The study, published in the journal Brain, reports that changes in dozens of small molecules in serum form a unique pattern in people with Parkinson's disease -- a neurodegenerative disorder.
The researchers compared blood samples from 66 Parkinson's disease patients not undergoing treatment against 25 healthy controls. The metabolomic analysis included more than 2,000 small molecules found in the blood. Metabolomics is the study of changes in distinct, very small molecules in body fluids or tissue.
The researchers say they discovered a clear differentiation between the metabolomic profiles of the Parkinson's disease patients versus those of the controls. No one molecule was definitive, but a pattern of about 160 compounds emerged that was highly specific to Parkinson's patients.

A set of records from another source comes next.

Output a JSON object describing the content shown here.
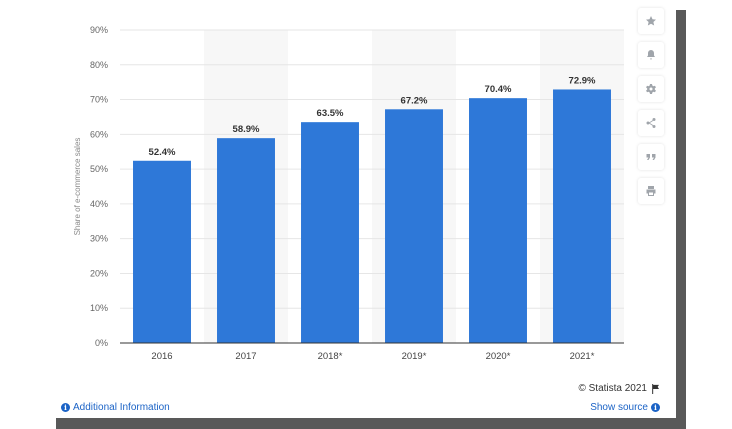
{
  "chart_data": {
    "type": "bar",
    "categories": [
      "2016",
      "2017",
      "2018*",
      "2019*",
      "2020*",
      "2021*"
    ],
    "values": [
      52.4,
      58.9,
      63.5,
      67.2,
      70.4,
      72.9
    ],
    "value_labels": [
      "52.4%",
      "58.9%",
      "63.5%",
      "67.2%",
      "70.4%",
      "72.9%"
    ],
    "ylabel": "Share of e-commerce sales",
    "ylim": [
      0,
      90
    ],
    "y_ticks": [
      0,
      10,
      20,
      30,
      40,
      50,
      60,
      70,
      80,
      90
    ],
    "y_tick_labels": [
      "0%",
      "10%",
      "20%",
      "30%",
      "40%",
      "50%",
      "60%",
      "70%",
      "80%",
      "90%"
    ],
    "grid": true,
    "bar_color": "#2e78d8"
  },
  "toolbar": {
    "icons": [
      "star-icon",
      "bell-icon",
      "gear-icon",
      "share-icon",
      "quote-icon",
      "print-icon"
    ]
  },
  "footer": {
    "copyright": "© Statista 2021",
    "additional_info": "Additional Information",
    "show_source": "Show source"
  }
}
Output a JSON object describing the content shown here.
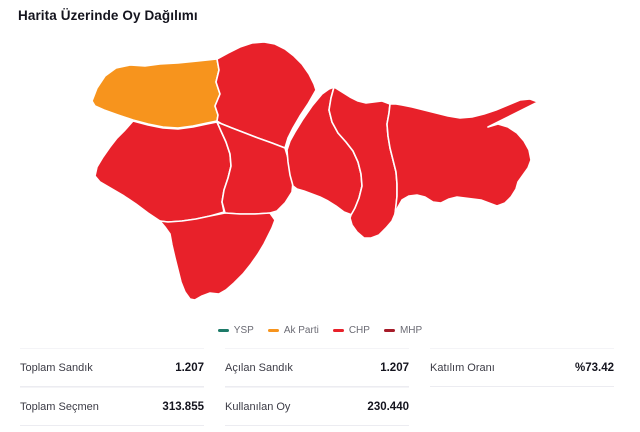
{
  "header": {
    "title": "Harita Üzerinde Oy Dağılımı"
  },
  "legend": {
    "items": [
      {
        "label": "YSP",
        "color": "#1d7a68"
      },
      {
        "label": "Ak Parti",
        "color": "#f7941d"
      },
      {
        "label": "CHP",
        "color": "#e8212a"
      },
      {
        "label": "MHP",
        "color": "#a61b29"
      }
    ]
  },
  "map": {
    "party_colors": {
      "YSP": "#1d7a68",
      "Ak Parti": "#f7941d",
      "CHP": "#e8212a",
      "MHP": "#a61b29"
    },
    "districts": [
      {
        "name": "district-northwest",
        "party": "Ak Parti"
      },
      {
        "name": "district-north-center",
        "party": "CHP"
      },
      {
        "name": "district-west",
        "party": "CHP"
      },
      {
        "name": "district-center",
        "party": "CHP"
      },
      {
        "name": "district-south",
        "party": "CHP"
      },
      {
        "name": "district-mid-east",
        "party": "CHP"
      },
      {
        "name": "district-east-center",
        "party": "CHP"
      },
      {
        "name": "district-east",
        "party": "CHP"
      }
    ]
  },
  "stats": {
    "rows": [
      {
        "cells": [
          {
            "label": "Toplam Sandık",
            "value": "1.207"
          },
          {
            "label": "Açılan Sandık",
            "value": "1.207"
          },
          {
            "label": "Katılım Oranı",
            "value": "%73.42"
          }
        ]
      },
      {
        "cells": [
          {
            "label": "Toplam Seçmen",
            "value": "313.855"
          },
          {
            "label": "Kullanılan Oy",
            "value": "230.440"
          }
        ]
      }
    ]
  }
}
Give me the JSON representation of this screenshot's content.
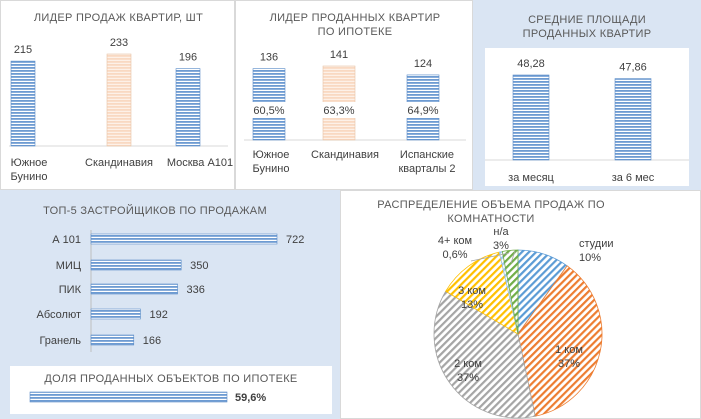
{
  "colors": {
    "bar_blue": "#6d9bd2",
    "bar_peach": "#fbe3d3",
    "panel_blue": "#dae5f3",
    "slice_blue": "#5b9bd5",
    "slice_orange": "#ed7d31",
    "slice_gray": "#a5a5a5",
    "slice_yellow": "#ffc000",
    "slice_lightblue": "#9dc3e6",
    "slice_green": "#70ad47"
  },
  "chart_data": [
    {
      "id": "leader",
      "type": "bar",
      "title": "ЛИДЕР  ПРОДАЖ  КВАРТИР, ШТ",
      "categories": [
        "Южное\nБунино",
        "Скандинавия",
        "Москва А101"
      ],
      "values": [
        215,
        233,
        196
      ],
      "value_labels": [
        "215",
        "233",
        "196"
      ],
      "highlight": [
        false,
        true,
        false
      ]
    },
    {
      "id": "mortgage",
      "type": "bar",
      "title": "ЛИДЕР  ПРОДАННЫХ  КВАРТИР\nПО ИПОТЕКЕ",
      "categories": [
        "Южное\nБунино",
        "Скандинавия",
        "Испанские\nкварталы 2"
      ],
      "values": [
        136,
        141,
        124
      ],
      "value_labels": [
        "136",
        "141",
        "124"
      ],
      "inner_labels": [
        "60,5%",
        "63,3%",
        "64,9%"
      ],
      "highlight": [
        false,
        true,
        false
      ]
    },
    {
      "id": "area",
      "type": "bar",
      "title": "СРЕДНИЕ  ПЛОЩАДИ\nПРОДАННЫХ  КВАРТИР",
      "categories": [
        "за месяц",
        "за 6 мес"
      ],
      "values": [
        48.28,
        47.86
      ],
      "value_labels": [
        "48,28",
        "47,86"
      ]
    },
    {
      "id": "top5",
      "type": "bar",
      "orientation": "horizontal",
      "title": "ТОП-5 ЗАСТРОЙЩИКОВ  ПО ПРОДАЖАМ",
      "categories": [
        "А 101",
        "МИЦ",
        "ПИК",
        "Абсолют",
        "Гранель"
      ],
      "values": [
        722,
        350,
        336,
        192,
        166
      ],
      "value_labels": [
        "722",
        "350",
        "336",
        "192",
        "166"
      ]
    },
    {
      "id": "share",
      "type": "bar",
      "orientation": "horizontal",
      "title": "ДОЛЯ  ПРОДАННЫХ  ОБЪЕКТОВ  ПО ИПОТЕКЕ",
      "values": [
        59.6
      ],
      "value_labels": [
        "59,6%"
      ]
    },
    {
      "id": "rooms",
      "type": "pie",
      "title": "РАСПРЕДЕЛЕНИЕ  ОБЪЕМА ПРОДАЖ  ПО\nКОМНАТНОСТИ",
      "slices": [
        {
          "name": "студии",
          "value": 10,
          "label": "студии\n10%",
          "color": "#5b9bd5"
        },
        {
          "name": "1 ком",
          "value": 37,
          "label": "1 ком\n37%",
          "color": "#ed7d31"
        },
        {
          "name": "2 ком",
          "value": 37,
          "label": "2 ком\n37%",
          "color": "#a5a5a5"
        },
        {
          "name": "3 ком",
          "value": 13,
          "label": "3 ком\n13%",
          "color": "#ffc000"
        },
        {
          "name": "4+ ком",
          "value": 0.6,
          "label": "4+ ком\n0,6%",
          "color": "#9dc3e6"
        },
        {
          "name": "н/а",
          "value": 3,
          "label": "н/а\n3%",
          "color": "#70ad47"
        }
      ]
    }
  ]
}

"A reliable blood test for Parkinson's disease would revolutionize not only the care of people with this debilitating illness, it would facilitate research as well," study senior author Dr. M. Flint Beal of Weill Cornell Medical College and NewYork-Presbyterian Hospital/Weill Cornell Medical Center says in a statement. "Right now, a Parkinson's diagnosis is made solely on a clinical review of symptoms -- we have no biologic test."